In a conspiracy narrative seemingly designed to support an unhinged researcher who has never had a paper used by the EPA because he refuses to show any data to the EPA, Grist claims that "follow the money" logic must rule all things they happen not to like.
"They show that Syngenta funneled money to the American Council on Science and Health, to the Hudson Institute (where Alex Avery of the institute s Center for Global Food Issues attacked Hayes), and to Steven Milloy, publisher of junkscience.com and president of Citizens for the Integrity of Science.
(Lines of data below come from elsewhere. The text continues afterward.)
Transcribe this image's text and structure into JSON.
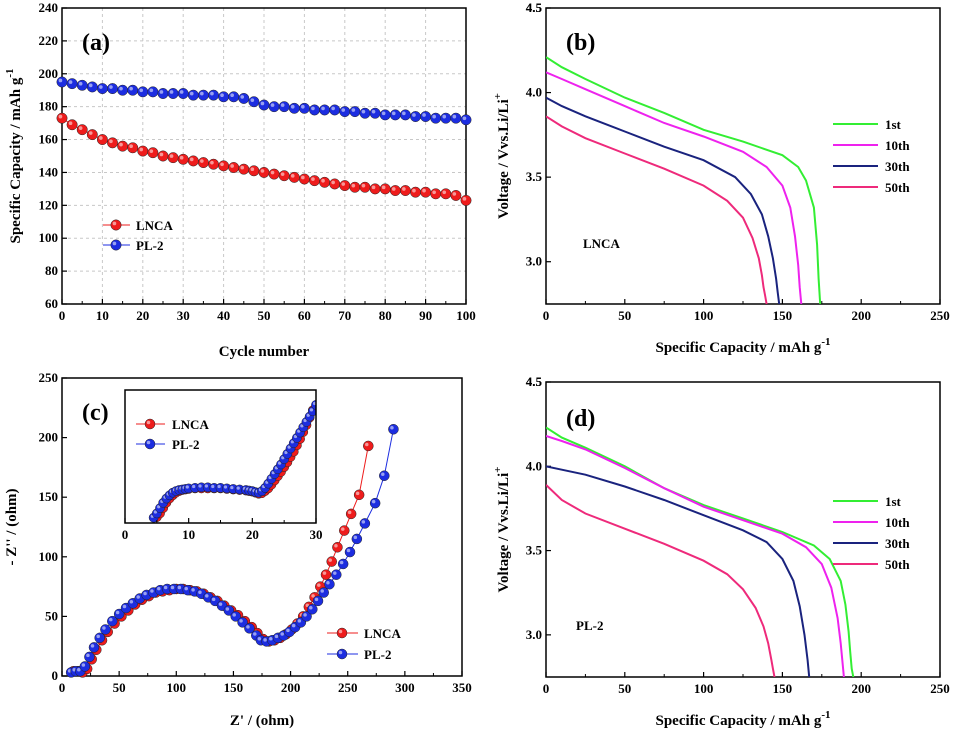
{
  "chart_data": [
    {
      "id": "a",
      "type": "scatter",
      "panel_label": "(a)",
      "xlabel": "Cycle number",
      "ylabel": "Specific Capacity / mAh g",
      "ylabel_sup": "-1",
      "xlim": [
        0,
        100
      ],
      "ylim": [
        60,
        240
      ],
      "xticks": [
        0,
        10,
        20,
        30,
        40,
        50,
        60,
        70,
        80,
        90,
        100
      ],
      "yticks": [
        60,
        80,
        100,
        120,
        140,
        160,
        180,
        200,
        220,
        240
      ],
      "grid": true,
      "legend_position": "lower-left",
      "series": [
        {
          "name": "LNCA",
          "color": "#ee1c1c",
          "x": [
            0,
            2.5,
            5,
            7.5,
            10,
            12.5,
            15,
            17.5,
            20,
            22.5,
            25,
            27.5,
            30,
            32.5,
            35,
            37.5,
            40,
            42.5,
            45,
            47.5,
            50,
            52.5,
            55,
            57.5,
            60,
            62.5,
            65,
            67.5,
            70,
            72.5,
            75,
            77.5,
            80,
            82.5,
            85,
            87.5,
            90,
            92.5,
            95,
            97.5,
            100
          ],
          "y": [
            173,
            169,
            166,
            163,
            160,
            158,
            156,
            155,
            153,
            152,
            150,
            149,
            148,
            147,
            146,
            145,
            144,
            143,
            142,
            141,
            140,
            139,
            138,
            137,
            136,
            135,
            134,
            133,
            132,
            131,
            131,
            130,
            130,
            129,
            129,
            128,
            128,
            127,
            127,
            126,
            123
          ]
        },
        {
          "name": "PL-2",
          "color": "#1c2de0",
          "x": [
            0,
            2.5,
            5,
            7.5,
            10,
            12.5,
            15,
            17.5,
            20,
            22.5,
            25,
            27.5,
            30,
            32.5,
            35,
            37.5,
            40,
            42.5,
            45,
            47.5,
            50,
            52.5,
            55,
            57.5,
            60,
            62.5,
            65,
            67.5,
            70,
            72.5,
            75,
            77.5,
            80,
            82.5,
            85,
            87.5,
            90,
            92.5,
            95,
            97.5,
            100
          ],
          "y": [
            195,
            194,
            193,
            192,
            191,
            191,
            190,
            190,
            189,
            189,
            188,
            188,
            188,
            187,
            187,
            187,
            186,
            186,
            185,
            183,
            181,
            180,
            180,
            179,
            179,
            178,
            178,
            178,
            177,
            177,
            176,
            176,
            175,
            175,
            175,
            174,
            174,
            173,
            173,
            173,
            172
          ]
        }
      ]
    },
    {
      "id": "b",
      "type": "line",
      "panel_label": "(b)",
      "xlabel": "Specific Capacity / mAh g",
      "xlabel_sup": "-1",
      "ylabel": "Voltage / Vvs.Li/Li",
      "ylabel_sup": "+",
      "xlim": [
        0,
        250
      ],
      "ylim": [
        2.75,
        4.5
      ],
      "xticks": [
        0,
        50,
        100,
        150,
        200,
        250
      ],
      "yticks": [
        3.0,
        3.5,
        4.0,
        4.5
      ],
      "annotation": "LNCA",
      "legend_position": "right",
      "series": [
        {
          "name": "1st",
          "color": "#33ee33",
          "x": [
            0,
            10,
            25,
            50,
            75,
            100,
            125,
            150,
            160,
            165,
            170,
            172,
            173,
            174
          ],
          "y": [
            4.21,
            4.15,
            4.08,
            3.97,
            3.88,
            3.78,
            3.71,
            3.63,
            3.56,
            3.48,
            3.32,
            3.1,
            2.9,
            2.75
          ]
        },
        {
          "name": "10th",
          "color": "#ee22ee",
          "x": [
            0,
            10,
            25,
            50,
            75,
            100,
            125,
            140,
            150,
            155,
            158,
            160,
            161,
            162
          ],
          "y": [
            4.12,
            4.08,
            4.02,
            3.92,
            3.82,
            3.74,
            3.65,
            3.56,
            3.45,
            3.32,
            3.15,
            2.98,
            2.85,
            2.75
          ]
        },
        {
          "name": "30th",
          "color": "#1a237e",
          "x": [
            0,
            10,
            25,
            50,
            75,
            100,
            120,
            130,
            137,
            141,
            144,
            146,
            147,
            148
          ],
          "y": [
            3.97,
            3.92,
            3.86,
            3.77,
            3.68,
            3.6,
            3.5,
            3.4,
            3.28,
            3.15,
            3.02,
            2.9,
            2.82,
            2.75
          ]
        },
        {
          "name": "50th",
          "color": "#ee2a7b",
          "x": [
            0,
            10,
            25,
            50,
            75,
            100,
            115,
            125,
            131,
            135,
            137,
            138,
            139,
            140
          ],
          "y": [
            3.86,
            3.8,
            3.73,
            3.64,
            3.55,
            3.45,
            3.36,
            3.26,
            3.14,
            3.02,
            2.92,
            2.85,
            2.8,
            2.75
          ]
        }
      ]
    },
    {
      "id": "c",
      "type": "scatter",
      "panel_label": "(c)",
      "xlabel": "Z' / (ohm)",
      "ylabel": "- Z'' / (ohm)",
      "xlim": [
        0,
        350
      ],
      "ylim": [
        0,
        250
      ],
      "xticks": [
        0,
        50,
        100,
        150,
        200,
        250,
        300,
        350
      ],
      "yticks": [
        0,
        50,
        100,
        150,
        200,
        250
      ],
      "legend_position": "lower-right",
      "series": [
        {
          "name": "LNCA",
          "color": "#ee1c1c",
          "x": [
            10,
            14,
            18,
            22,
            26,
            30,
            35,
            40,
            46,
            52,
            58,
            64,
            70,
            76,
            82,
            88,
            94,
            100,
            106,
            112,
            118,
            124,
            130,
            136,
            142,
            148,
            154,
            160,
            166,
            171,
            176,
            181,
            186,
            191,
            196,
            201,
            206,
            211,
            216,
            221,
            226,
            231,
            236,
            241,
            247,
            253,
            260,
            268
          ],
          "y": [
            4,
            4,
            3,
            6,
            14,
            22,
            30,
            37,
            44,
            50,
            55,
            60,
            64,
            67,
            70,
            71,
            72,
            73,
            73,
            72,
            71,
            69,
            66,
            63,
            59,
            55,
            51,
            46,
            41,
            36,
            31,
            29,
            30,
            32,
            35,
            39,
            44,
            50,
            58,
            66,
            75,
            85,
            96,
            108,
            122,
            136,
            152,
            193
          ]
        },
        {
          "name": "PL-2",
          "color": "#1c2de0",
          "x": [
            8,
            12,
            16,
            20,
            24,
            28,
            33,
            38,
            44,
            50,
            56,
            62,
            68,
            74,
            80,
            86,
            92,
            98,
            104,
            110,
            116,
            122,
            128,
            134,
            140,
            146,
            152,
            158,
            164,
            170,
            174,
            179,
            184,
            189,
            194,
            199,
            204,
            209,
            214,
            219,
            224,
            229,
            234,
            240,
            246,
            252,
            258,
            265,
            274,
            282,
            290
          ],
          "y": [
            3,
            4,
            4,
            8,
            16,
            24,
            32,
            39,
            46,
            52,
            57,
            61,
            65,
            68,
            70,
            72,
            73,
            73,
            73,
            72,
            71,
            69,
            66,
            63,
            59,
            55,
            50,
            45,
            40,
            34,
            30,
            29,
            30,
            32,
            34,
            37,
            41,
            45,
            50,
            56,
            63,
            70,
            77,
            85,
            94,
            104,
            115,
            128,
            145,
            168,
            207
          ]
        }
      ],
      "inset": {
        "xlim": [
          0,
          30
        ],
        "ylim": [
          0,
          250
        ],
        "xticks": [
          0,
          10,
          20,
          30
        ],
        "legend_position": "top-left",
        "series": [
          {
            "name": "LNCA",
            "color": "#ee1c1c",
            "x": [
              5,
              5.5,
              6,
              6.5,
              7,
              7.5,
              8,
              8.5,
              9,
              9.5,
              10,
              11,
              12,
              13,
              14,
              15,
              16,
              17,
              18,
              19,
              19.5,
              20,
              20.5,
              21,
              21.5,
              22,
              22.5,
              23,
              23.5,
              24,
              24.5,
              25,
              25.5,
              26,
              26.5,
              27,
              27.5,
              28,
              28.5,
              29,
              29.5
            ],
            "y": [
              11,
              18,
              28,
              38,
              46,
              52,
              57,
              60,
              62,
              63,
              64,
              65,
              65,
              65,
              65,
              65,
              64,
              63,
              62,
              61,
              60,
              59,
              57,
              55,
              56,
              60,
              65,
              72,
              80,
              88,
              96,
              105,
              114,
              124,
              134,
              146,
              158,
              171,
              184,
              198,
              212
            ]
          },
          {
            "name": "PL-2",
            "color": "#1c2de0",
            "x": [
              4.5,
              5,
              5.5,
              6,
              6.5,
              7,
              7.5,
              8,
              8.5,
              9,
              9.5,
              10,
              11,
              12,
              13,
              14,
              15,
              16,
              17,
              18,
              19,
              19.5,
              20,
              20.5,
              21,
              21.5,
              22,
              22.5,
              23,
              23.5,
              24,
              24.5,
              25,
              25.5,
              26,
              26.5,
              27,
              27.5,
              28,
              28.5,
              29,
              29.5,
              30
            ],
            "y": [
              10,
              18,
              28,
              38,
              46,
              52,
              57,
              60,
              62,
              63,
              64,
              65,
              66,
              67,
              67,
              66,
              66,
              65,
              64,
              63,
              62,
              61,
              60,
              58,
              57,
              60,
              66,
              74,
              83,
              92,
              101,
              110,
              120,
              130,
              140,
              150,
              160,
              170,
              180,
              190,
              200,
              210,
              222
            ]
          }
        ]
      }
    },
    {
      "id": "d",
      "type": "line",
      "panel_label": "(d)",
      "xlabel": "Specific Capacity / mAh g",
      "xlabel_sup": "-1",
      "ylabel": "Voltage / Vvs.Li/Li",
      "ylabel_sup": "+",
      "xlim": [
        0,
        250
      ],
      "ylim": [
        2.75,
        4.5
      ],
      "xticks": [
        0,
        50,
        100,
        150,
        200,
        250
      ],
      "yticks": [
        3.0,
        3.5,
        4.0,
        4.5
      ],
      "annotation": "PL-2",
      "legend_position": "right",
      "series": [
        {
          "name": "1st",
          "color": "#33ee33",
          "x": [
            0,
            10,
            25,
            50,
            75,
            100,
            125,
            150,
            170,
            180,
            187,
            190,
            192,
            193,
            194,
            195
          ],
          "y": [
            4.23,
            4.17,
            4.11,
            4.0,
            3.87,
            3.77,
            3.69,
            3.61,
            3.53,
            3.45,
            3.32,
            3.18,
            3.02,
            2.9,
            2.8,
            2.75
          ]
        },
        {
          "name": "10th",
          "color": "#ee22ee",
          "x": [
            0,
            10,
            25,
            50,
            75,
            100,
            125,
            150,
            165,
            175,
            181,
            185,
            187,
            188,
            189
          ],
          "y": [
            4.18,
            4.15,
            4.1,
            3.99,
            3.87,
            3.76,
            3.68,
            3.6,
            3.52,
            3.42,
            3.28,
            3.1,
            2.95,
            2.85,
            2.75
          ]
        },
        {
          "name": "30th",
          "color": "#1a237e",
          "x": [
            0,
            10,
            25,
            50,
            75,
            100,
            125,
            140,
            150,
            157,
            161,
            164,
            166,
            167
          ],
          "y": [
            4.0,
            3.98,
            3.95,
            3.88,
            3.8,
            3.71,
            3.62,
            3.55,
            3.45,
            3.32,
            3.17,
            3.0,
            2.85,
            2.75
          ]
        },
        {
          "name": "50th",
          "color": "#ee2a7b",
          "x": [
            0,
            10,
            25,
            50,
            75,
            100,
            115,
            125,
            133,
            138,
            141,
            143,
            144,
            145
          ],
          "y": [
            3.89,
            3.8,
            3.72,
            3.63,
            3.54,
            3.44,
            3.36,
            3.27,
            3.16,
            3.05,
            2.95,
            2.85,
            2.8,
            2.75
          ]
        }
      ]
    }
  ]
}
In return, the company got supportive blog posts and editorials."
A journalist at a publication that required fact-checking would have been tasked with demonstrating that the Council took money from anyone to then start supporting this science, but since atrazine has been around since the 1950s, and passed every re-registration, and two special assessments held by the EPA in the last ten years, it is instead that we are devoted to providing real answers about what is a health threat versus what is a health scare. A journalist not engaged in the latter would recognize we are engaged in the former, and we do so because writers here have no idea who funds us, at least until Mother Jones publishes stolen documents related to our donors. Again.